Lorsqu’il vit sa femme, il reposa le verre qu’il tenait de sa main.

— Alina, commença-t-il d’une voix plutôt neutre.

— Baron, reprit-elle d’un timbre doux sachant qu’il détestait qu’elle l’appelle de la sorte.

— Déjà à l'alcool, fit-elle d’un signe de tête indiquant le verre sur la petite table à la droite de Lèvius.

— Si tu avais été à l’assemblée aujourd’hui, ce serait ton cas

Alina percevait bien là son air bougon de ses mauvais soirs. Voyant le changement de ton de son mari, Alina s’approcha du siège ou Lèvius avait sa jambe.

Le Baron Devràn retira en réaction cette dernière en se servant de sa main tendis de que sa femme, elle, prenait place.

— Encore cette blessure…

— Chacun porte ses cicatrices comme il le peut, n’est-ce pas…

Alina acquiesça puis aida Lèvius en lui laissa reposer sa jambe sur les siennes.

— Ton genou est toujours aussi douloureux ? demanda Alina en promenant sa main sur le pantalon qui couvrait le membre.

Elle pouvait sentir le traumatisme de Lèvius, la balafre qui zébrait sa peau et qui emprisonnait les ultimes fragments d’aciers restés dans son corps malgré le passage du Baron sur les tables d’opérations.

— Comme un couteau qui me perce, avec ce temps c’est même pire.

Compatissant envers son époux, Alina essayait d’apaiser ses mots de ses mains. Elle avait pris l’habitude au fil des années. Et si son mari par respect ou simple fierté ne lui demandait pas, elle massait sa chair suppliciée de temps à autre.

— Que s’est-il passé aujourd’hui ?

— Vadim a encore réussi à retourner des officiels… Cependant, nous sommes parvenus à suspendre l’assemblée de peu pour éviter la catastrophe.

— Nous avions pourtant préparé ce matin le cours de la réunion, fit-elle en pleine réflexion.

— Répété ou pas, ça n’aurait rien modifié, tout était déjà joué avant même de commencer.

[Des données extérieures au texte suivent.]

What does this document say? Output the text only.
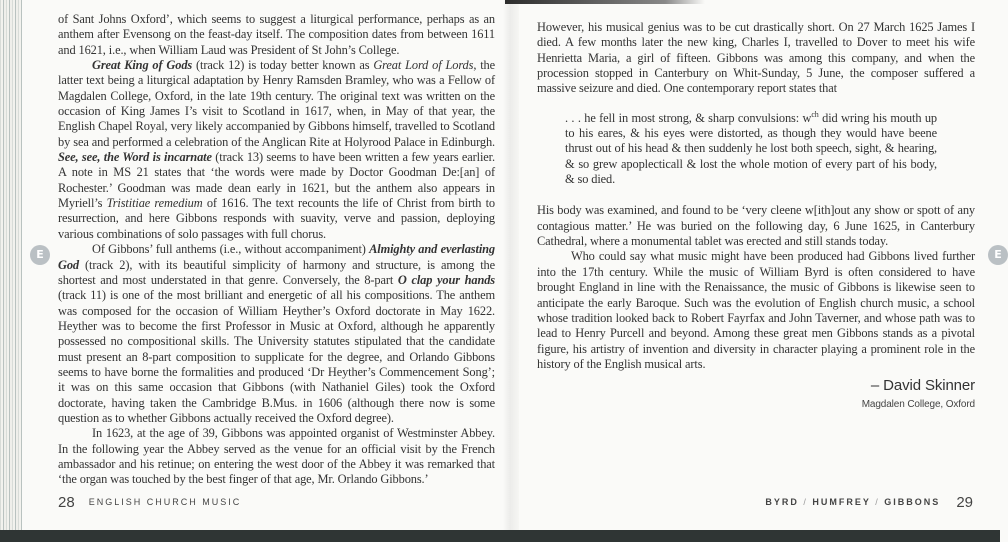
E	E

of Sant Johns Oxford’, which seems to suggest a liturgical performance, perhaps as an anthem after Evensong on the feast-day itself. The composition dates from between 1611 and 1621, i.e., when William Laud was President of St John’s College.

Great King of Gods (track 12) is today better known as Great Lord of Lords, the latter text being a liturgical adaptation by Henry Ramsden Bramley, who was a Fellow of Magdalen College, Oxford, in the late 19th century. The original text was written on the occasion of King James I’s visit to Scotland in 1617, when, in May of that year, the English Chapel Royal, very likely accompanied by Gibbons himself, travelled to Scotland by sea and performed a celebration of the Anglican Rite at Holyrood Palace in Edinburgh. See, see, the Word is incarnate (track 13) seems to have been written a few years earlier. A note in MS 21 states that ‘the words were made by Doctor Goodman De:[an] of Rochester.’ Goodman was made dean early in 1621, but the anthem also appears in Myriell’s Tristitiae remedium of 1616. The text recounts the life of Christ from birth to resurrection, and here Gibbons responds with suavity, verve and passion, deploying various combinations of solo passages with full chorus.

Of Gibbons’ full anthems (i.e., without accompaniment) Almighty and everlasting God (track 2), with its beautiful simplicity of harmony and structure, is among the shortest and most understated in that genre. Conversely, the 8-part O clap your hands (track 11) is one of the most brilliant and energetic of all his compositions. The anthem was composed for the occasion of William Heyther’s Oxford doctorate in May 1622. Heyther was to become the first Professor in Music at Oxford, although he apparently possessed no compositional skills. The University statutes stipulated that the candidate must present an 8-part composition to supplicate for the degree, and Orlando Gibbons seems to have borne the formalities and produced ‘Dr Heyther’s Commencement Song’; it was on this same occasion that Gibbons (with Nathaniel Giles) took the Oxford doctorate, having taken the Cambridge B.Mus. in 1606 (although there now is some question as to whether Gibbons actually received the Oxford degree).

In 1623, at the age of 39, Gibbons was appointed organist of Westminster Abbey. In the following year the Abbey served as the venue for an official visit by the French ambassador and his retinue; on entering the west door of the Abbey it was remarked that ‘the organ was touched by the best finger of that age, Mr. Orlando Gibbons.’

28 ENGLISH CHURCH MUSIC

However, his musical genius was to be cut drastically short. On 27 March 1625 James I died. A few months later the new king, Charles I, travelled to Dover to meet his wife Henrietta Maria, a girl of fifteen. Gibbons was among this company, and when the procession stopped in Canterbury on Whit-Sunday, 5 June, the composer suffered a massive seizure and died. One contemporary report states that

. . . he fell in most strong, & sharp convulsions: $w^{ch}$ did wring his mouth up to his eares, & his eyes were distorted, as though they would have beene thrust out of his head & then suddenly he lost both speech, sight, & hearing, & so grew apoplecticall & lost the whole motion of every part of his body, & so died.

His body was examined, and found to be ‘very cleene w[ith]out any show or spott of any contagious matter.’ He was buried on the following day, 6 June 1625, in Canterbury Cathedral, where a monumental tablet was erected and still stands today.

Who could say what music might have been produced had Gibbons lived further into the 17th century. While the music of William Byrd is often considered to have brought England in line with the Renaissance, the music of Gibbons is likewise seen to anticipate the early Baroque. Such was the evolution of English church music, a school whose tradition looked back to Robert Fayrfax and John Taverner, and whose path was to lead to Henry Purcell and beyond. Among these great men Gibbons stands as a pivotal figure, his artistry of invention and diversity in character playing a prominent role in the history of the English musical arts.

– David Skinner
Magdalen College, Oxford
BYRD / HUMFREY / GIBBONS 29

Le visage de Lèvius semblait se décrisper. Alina laissa le Baron retirer sa jambe et se rasseoir plus confortablement. Ainsi libérée de son conjoint , elle scruta la vitre et l’extérieur.

Cette fois c'est Lèvius qui vit le regard d’Alina changer.

— Tu ressasses encore ce mauvais souvenir ?

— Ça m'arrive par ce temps, comme toi avec ta blessure.

— Et toujours rien que je ne puisse faire ?

— Non.

— Alors je ne peux que te soutenir comme tu le fais, conclut Lèvius en saisissant la bouteille de verre qui siégeait non loin de lui pour verser son liquide ambré dans une seconde coupe. Si seulement les femmes étaient acceptées à l'assemblée, je pourrais compter sur ton esprit retors dans cette arène. Tu serais une alliée brillante.

— Ou la meilleure des adversaires, mais je préfère t’aider depuis les coulisses. Et puis, chacun son rôle non ? fit Alina souriante en prenant le verre que Lèvius lui tendait. L’adage ne dit-il pas que derrière chaque homme d'importance se cache une grande dame ?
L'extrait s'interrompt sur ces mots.